Andreas Dünser

Chefredakteur "thema vorarlberg" (andreas.duenser@themavorarlberg.at)

„Vorarlberg hat sich hervorragend entwickelt“

Mai 2019

Der gebürtige Vorarlberger Gerhard Schwarz (68), langjähriger Leiter der NZZ-Wirtschaftsredaktion, im Interview – über Stärken und Schwächen des Wirtschaftsstandorts Vorarlberg.

Was sind denn in Ihren Augen Stärken – aber auch Schwächen – des Wirtschaftsstandorts Vorarlberg?

Zu den Stärken zähle ich eine insgesamt sehr leistungswillige Bevölkerung, eine halbwegs ausgeglichene Wirtschaftsstruktur, eine gute Balance zwischen Verwurzelung und Offenheit – nicht zuletzt, weil die Vorarlbergerinnen und Vorarlberger zum Studium wegziehen müssen, und die Grenzlage. Vermutlich ist es sogar mehr Vor- als Nachteil, dass die Schweiz nicht zum Euro-Raum zählt, weil Vorarlberg damit die Rolle eines Türöffners zu diesem Wirtschaftsraum spielen kann. Zu den Schwächen gehört die unglaubliche Zersiedelung, die es fast verunmöglicht, den öffentlichen Verkehr zu einer wirklich überzeugenden Alternative zum Privatverkehr auszubauen. Außerdem ist auch die Anbindung an die großen europäischen Verkehrsachsen unbefriedigend. Mit dem Zug braucht man nach München und auch nach Zürich zu lange, die fehlende Autobahnspange in die Schweiz ist ein ökonomisches und ökologisches Ärgernis, und auch Mailand und Salzburg sind zu schlecht erreichbar.

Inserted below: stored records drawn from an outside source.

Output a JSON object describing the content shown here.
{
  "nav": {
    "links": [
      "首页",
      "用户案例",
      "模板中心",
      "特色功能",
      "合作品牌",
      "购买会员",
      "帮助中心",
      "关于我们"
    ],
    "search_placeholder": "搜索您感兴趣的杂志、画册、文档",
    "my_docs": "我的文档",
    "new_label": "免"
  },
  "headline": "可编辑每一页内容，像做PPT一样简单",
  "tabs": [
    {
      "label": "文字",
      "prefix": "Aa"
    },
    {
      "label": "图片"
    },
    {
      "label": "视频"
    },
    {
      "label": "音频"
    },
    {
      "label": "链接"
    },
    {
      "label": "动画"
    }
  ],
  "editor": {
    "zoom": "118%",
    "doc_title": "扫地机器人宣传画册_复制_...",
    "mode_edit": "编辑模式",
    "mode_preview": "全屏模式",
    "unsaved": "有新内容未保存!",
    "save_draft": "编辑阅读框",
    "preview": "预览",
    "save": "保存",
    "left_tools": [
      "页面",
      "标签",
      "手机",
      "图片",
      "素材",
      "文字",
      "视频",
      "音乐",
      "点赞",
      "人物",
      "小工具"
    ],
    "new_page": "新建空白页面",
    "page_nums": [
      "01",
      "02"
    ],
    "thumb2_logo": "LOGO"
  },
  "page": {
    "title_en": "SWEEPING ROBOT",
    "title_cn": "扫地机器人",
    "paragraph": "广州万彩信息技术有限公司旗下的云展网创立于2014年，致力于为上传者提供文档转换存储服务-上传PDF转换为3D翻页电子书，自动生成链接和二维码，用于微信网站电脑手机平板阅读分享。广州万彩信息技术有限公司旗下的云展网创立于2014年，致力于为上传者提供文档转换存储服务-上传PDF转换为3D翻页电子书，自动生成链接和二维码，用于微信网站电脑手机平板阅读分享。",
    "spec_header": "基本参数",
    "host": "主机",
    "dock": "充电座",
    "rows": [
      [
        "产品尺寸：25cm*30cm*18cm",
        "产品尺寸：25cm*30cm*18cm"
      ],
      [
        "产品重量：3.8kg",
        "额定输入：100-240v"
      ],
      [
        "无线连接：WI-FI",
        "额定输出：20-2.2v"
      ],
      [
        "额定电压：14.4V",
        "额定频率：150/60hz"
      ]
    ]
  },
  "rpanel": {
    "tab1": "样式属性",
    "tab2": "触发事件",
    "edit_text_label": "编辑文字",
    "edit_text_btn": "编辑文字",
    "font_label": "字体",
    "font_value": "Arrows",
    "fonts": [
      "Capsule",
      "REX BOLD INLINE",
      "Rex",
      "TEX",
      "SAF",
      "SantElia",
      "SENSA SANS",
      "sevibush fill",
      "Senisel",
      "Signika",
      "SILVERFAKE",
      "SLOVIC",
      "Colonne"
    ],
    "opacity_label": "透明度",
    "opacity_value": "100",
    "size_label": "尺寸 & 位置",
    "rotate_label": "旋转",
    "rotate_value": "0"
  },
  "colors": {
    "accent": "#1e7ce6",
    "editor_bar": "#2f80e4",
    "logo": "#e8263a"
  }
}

Vorarlberg liegt inmitten dieser Städte, aber es ist doch zu weit von ihnen entfernt.
 
Wie hat sich der Standort in Ihren Augen entwickelt – und wohin sollte er sich entwickeln?

Vorarlberg hat sich hervorragend entwickelt. Die Zahlen sprechen ja für sich. Es muss offen bleiben für den Strukturwandel. Zur internationalen Anbindung kann es, außer dem Bau der Autobahnspange, wenig beitragen. Hingegen sollte es mit Verdichtung, technologischen Lösungen wie „Monorail“ oder Seilbahnen und dem Konzept einer Gartenstadt Rheintal der Verkehrsmisere und der Zersiedelung entgegenwirken.
 
Wie nimmt man den Wirtschaftsstandort Vorarlberg aus Schweizer Sicht wahr, gerade auch im Rückblick auf den „Kanton Übrig“?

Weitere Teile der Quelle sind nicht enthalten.